One of my biggest surprises as a mother of two is this feeling of almost mourning my time as a mother of one. I miss my time with just Donovan. More specifically, I miss having time with Donovan where I'm not already dead tired (there must have been a time for that before I got pregnant with Quinn, right? Right?).
A lot of this is due to Quinn being such a high-needs baby. If I had a nickel for every time I've had to say, "I'm sorry, sweetie, but I can't [race cars/read a story/sit with you/etc] right now" over the past 9 months, Donovan's college tuition would be paid for. Babywearing helped a lot, indeed was a lifesaver, but still-- anything that required me sitting? No way. Or shall we say, I couldn't do it without Quinn getting very upset. And I don't fault him-- he's a baby, he has needs, and that's not at all his fault. It's just life. But Donovan has most definitely gotten the short end of the stick as far as "Mommy Time" goes. Quinn has been a very squeaky wheel, and D much more silent, so guess which one gets more grease?
I am at least starting to see the light at the end of the tunnel. In the past few months Quinn's disposition has become much sunnier, in large part thanks to becoming mobile. This brings on a whole other set of challenges, such as trying to keep Quinn from messing with whatever Donovan is playing with at the time (being the classic younger brother, Quinn of course wants to do whatever big brother is doing. Sometimes this is ok with big brother, sometimes... not). But Quinn is better able to entertain himself now, which means I get to play a few race car games with D every once in a while.
Also, Quinn's become more receptive to other people, and lately I've been able to leave him with the nanny or friends and know he won't scream at them the whole time (you think I'm joking, but I think we kinda scarred the nanny one time when Quinn was a few months old and she watched him while I took Donovan to Starbucks just the two of us. It... did not go well). Last week she watched Quinn while I took D to meet up with Zach at work and then go to lunch together, and I had one of those moments where I remember what an amazingly awesome kid Donovan is when I get a chance to just be with him.
Isn't that sad? That that was a realization. I mean, I know Donovan is beyond awesome, but when the vast majority of my time with him is divided between the two kids, and my mind occupied with how to keep one of them happy without the other melting down, and also try to get anything else done, it's easy to not pay attention. To even forget. To get so distracted by the stress and hassles of daily life, and forget to stop and enjoy.

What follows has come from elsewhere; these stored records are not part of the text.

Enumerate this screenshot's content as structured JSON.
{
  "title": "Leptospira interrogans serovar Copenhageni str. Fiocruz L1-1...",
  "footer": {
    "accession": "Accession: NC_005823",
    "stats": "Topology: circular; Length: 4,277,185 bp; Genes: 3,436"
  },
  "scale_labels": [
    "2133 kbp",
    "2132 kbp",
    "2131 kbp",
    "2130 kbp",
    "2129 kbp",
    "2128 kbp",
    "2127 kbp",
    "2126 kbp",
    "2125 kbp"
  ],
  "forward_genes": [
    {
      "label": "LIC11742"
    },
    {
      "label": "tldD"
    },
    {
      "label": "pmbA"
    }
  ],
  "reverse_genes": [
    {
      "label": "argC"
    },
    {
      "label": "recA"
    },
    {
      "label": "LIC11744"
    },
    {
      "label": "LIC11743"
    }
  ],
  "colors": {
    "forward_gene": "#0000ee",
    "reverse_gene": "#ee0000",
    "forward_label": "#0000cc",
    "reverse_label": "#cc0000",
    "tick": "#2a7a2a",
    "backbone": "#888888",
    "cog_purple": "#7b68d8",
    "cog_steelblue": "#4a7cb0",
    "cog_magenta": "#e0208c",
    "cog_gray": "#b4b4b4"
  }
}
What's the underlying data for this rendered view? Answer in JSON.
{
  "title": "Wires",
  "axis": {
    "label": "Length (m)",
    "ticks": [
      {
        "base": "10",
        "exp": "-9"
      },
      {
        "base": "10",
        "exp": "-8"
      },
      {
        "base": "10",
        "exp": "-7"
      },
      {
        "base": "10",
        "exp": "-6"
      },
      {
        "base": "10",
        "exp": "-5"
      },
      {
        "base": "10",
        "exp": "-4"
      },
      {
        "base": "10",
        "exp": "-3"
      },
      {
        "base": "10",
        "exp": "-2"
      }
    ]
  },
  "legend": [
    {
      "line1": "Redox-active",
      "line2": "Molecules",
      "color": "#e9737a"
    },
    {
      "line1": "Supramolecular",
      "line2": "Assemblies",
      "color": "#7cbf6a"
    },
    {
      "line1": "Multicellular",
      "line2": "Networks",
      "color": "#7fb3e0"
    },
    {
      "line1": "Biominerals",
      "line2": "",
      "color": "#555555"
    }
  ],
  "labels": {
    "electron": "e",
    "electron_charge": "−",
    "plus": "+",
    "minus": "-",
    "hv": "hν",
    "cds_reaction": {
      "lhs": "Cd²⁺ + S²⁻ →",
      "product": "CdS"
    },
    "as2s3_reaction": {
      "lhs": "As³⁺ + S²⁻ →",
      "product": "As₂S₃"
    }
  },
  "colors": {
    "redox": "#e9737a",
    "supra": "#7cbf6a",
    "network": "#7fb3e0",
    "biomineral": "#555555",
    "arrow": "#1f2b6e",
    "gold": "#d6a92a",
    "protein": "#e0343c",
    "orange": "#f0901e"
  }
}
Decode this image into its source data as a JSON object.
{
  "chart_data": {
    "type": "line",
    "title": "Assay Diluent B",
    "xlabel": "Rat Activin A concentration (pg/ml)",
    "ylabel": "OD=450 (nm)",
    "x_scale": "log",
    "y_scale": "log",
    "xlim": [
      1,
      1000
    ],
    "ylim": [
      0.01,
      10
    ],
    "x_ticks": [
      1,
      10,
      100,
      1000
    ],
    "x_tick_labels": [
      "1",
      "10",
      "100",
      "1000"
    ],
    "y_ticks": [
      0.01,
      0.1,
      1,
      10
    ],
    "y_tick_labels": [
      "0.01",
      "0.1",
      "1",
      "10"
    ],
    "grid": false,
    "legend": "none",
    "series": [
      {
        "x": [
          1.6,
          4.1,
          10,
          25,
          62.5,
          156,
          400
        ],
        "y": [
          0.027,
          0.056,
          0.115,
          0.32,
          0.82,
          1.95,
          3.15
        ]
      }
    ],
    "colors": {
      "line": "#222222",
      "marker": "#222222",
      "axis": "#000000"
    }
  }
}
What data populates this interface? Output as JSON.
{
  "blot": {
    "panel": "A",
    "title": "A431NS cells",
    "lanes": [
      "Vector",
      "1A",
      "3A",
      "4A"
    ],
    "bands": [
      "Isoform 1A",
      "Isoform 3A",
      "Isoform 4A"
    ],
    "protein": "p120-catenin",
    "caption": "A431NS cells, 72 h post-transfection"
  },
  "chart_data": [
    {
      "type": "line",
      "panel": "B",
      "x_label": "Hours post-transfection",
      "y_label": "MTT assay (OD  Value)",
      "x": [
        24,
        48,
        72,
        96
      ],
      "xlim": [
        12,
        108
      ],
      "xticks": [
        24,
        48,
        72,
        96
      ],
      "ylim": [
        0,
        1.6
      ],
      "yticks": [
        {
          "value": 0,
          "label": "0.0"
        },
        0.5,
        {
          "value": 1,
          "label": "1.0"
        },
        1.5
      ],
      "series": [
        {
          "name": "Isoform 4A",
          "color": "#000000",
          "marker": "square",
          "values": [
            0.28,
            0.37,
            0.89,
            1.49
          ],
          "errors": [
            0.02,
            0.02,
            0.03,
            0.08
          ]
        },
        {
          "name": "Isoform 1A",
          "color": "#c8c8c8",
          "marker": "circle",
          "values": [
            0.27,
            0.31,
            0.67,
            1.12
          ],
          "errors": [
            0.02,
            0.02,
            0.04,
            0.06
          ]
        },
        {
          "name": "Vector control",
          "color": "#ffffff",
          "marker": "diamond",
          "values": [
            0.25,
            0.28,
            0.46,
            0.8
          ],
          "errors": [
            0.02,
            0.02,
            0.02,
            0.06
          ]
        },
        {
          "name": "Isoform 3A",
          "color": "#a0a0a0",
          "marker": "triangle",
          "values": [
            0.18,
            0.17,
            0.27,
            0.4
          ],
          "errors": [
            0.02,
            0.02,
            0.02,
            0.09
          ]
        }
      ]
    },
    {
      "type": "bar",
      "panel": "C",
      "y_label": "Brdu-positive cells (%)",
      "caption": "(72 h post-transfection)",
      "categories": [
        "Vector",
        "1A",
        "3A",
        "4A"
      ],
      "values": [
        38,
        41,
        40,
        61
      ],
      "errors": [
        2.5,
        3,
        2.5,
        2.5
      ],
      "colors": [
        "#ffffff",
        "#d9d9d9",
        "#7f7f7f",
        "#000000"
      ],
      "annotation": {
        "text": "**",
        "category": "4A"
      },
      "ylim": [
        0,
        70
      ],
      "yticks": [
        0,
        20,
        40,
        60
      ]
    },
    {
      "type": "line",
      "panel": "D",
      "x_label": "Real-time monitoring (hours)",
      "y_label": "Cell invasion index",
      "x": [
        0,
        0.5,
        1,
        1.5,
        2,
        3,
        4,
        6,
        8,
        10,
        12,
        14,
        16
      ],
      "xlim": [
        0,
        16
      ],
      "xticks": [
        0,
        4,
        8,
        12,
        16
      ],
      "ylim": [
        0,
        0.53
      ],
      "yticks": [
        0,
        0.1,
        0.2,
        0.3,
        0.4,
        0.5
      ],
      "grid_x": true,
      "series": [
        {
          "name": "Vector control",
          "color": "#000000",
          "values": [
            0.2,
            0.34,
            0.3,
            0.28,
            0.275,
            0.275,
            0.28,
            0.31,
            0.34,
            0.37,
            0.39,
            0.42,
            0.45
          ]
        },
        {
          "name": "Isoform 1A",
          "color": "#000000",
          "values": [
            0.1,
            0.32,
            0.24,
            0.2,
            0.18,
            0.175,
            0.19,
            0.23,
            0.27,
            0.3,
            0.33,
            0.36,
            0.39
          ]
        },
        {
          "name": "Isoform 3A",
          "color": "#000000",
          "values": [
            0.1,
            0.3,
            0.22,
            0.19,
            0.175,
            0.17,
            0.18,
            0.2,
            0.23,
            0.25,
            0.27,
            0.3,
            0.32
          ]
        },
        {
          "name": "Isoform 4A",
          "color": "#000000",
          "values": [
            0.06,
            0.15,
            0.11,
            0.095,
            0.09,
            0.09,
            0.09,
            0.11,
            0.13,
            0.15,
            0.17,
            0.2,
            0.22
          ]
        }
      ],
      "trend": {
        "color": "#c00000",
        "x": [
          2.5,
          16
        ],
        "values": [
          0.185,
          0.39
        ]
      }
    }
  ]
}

A couple of months ago I had one night when I cried on Zach's shoulder out of sadness that I was missing out on so much of Donovan's current state of being. I've viewed Quinn's first 6-12 months as a period of time that I try to enjoy, but mostly try to get through. It's getting a lot more fun now, but the first 6 months, certainly, were so much work, so difficult, so draining, that I was counting each day as it passed and glad to have survived it. Part of that was Quinn himself, part of it was simply the logistics of trying to care for and fulfill the needs of two very different children. And, mentally and emotionally, I'm at peace with feeling this way about these early months, because I know how much I'm going to enjoy the toddler years and beyond, starting from about now on. But, focusing so much on Quinn, that night I had the realization that while I was letting Quinn's early months pass by, Donovan's current stage of two- and three-year-oldness was also passing. And that, I did want to enjoy and savor. I want to take all of that in, because this stage he's in is so fascinating. His thoughts, the things he says, the games he plays, the way he relates to the world and discovers new things in it... it's so amazing, so wonderful, and it makes me so sad sometimes to know that I'm missing out on really drinking him in right now because he also has a younger brother that needs a lot of my attention.
And of course, I love Quinn. I adore having my two boys, I wouldn't take anything back about the decision to have him, about the timing, about any of it. I know having a sibling will be, is, worth all this, and is already paying off as I watch them play and wrestle together (even as my heart jumps to my throat as D bodyslams Quinn on the bed, waiting for the time Quinn breaks something instead of dissolving into giggles as he always does. I swear he's even started trying tackle D in return) and enjoy each other's company so very much. It's truly heartwarming how much they adore each other.
But, I still mourn the sort of attention I could pay to my older son, before I had a younger one as well. Our family gained so much in having Quinn, but this is still a loss, and it still weighs on my heart.
My goal from here on out is to spend more one-on-one time with each of them. I know it will be difficult to do, but worth it. I am a much better mother-- more relaxed, more fun, more patient, calm, understanding-- when I'm caring for just one of the boys individually rather than both together. That may simply be a truth about me, that I do so much better as a mother of one-child-at-a-time.
I also am trying to work every day to be more patient and more present with them. Because they really are such wonderfully amazing little people, these two.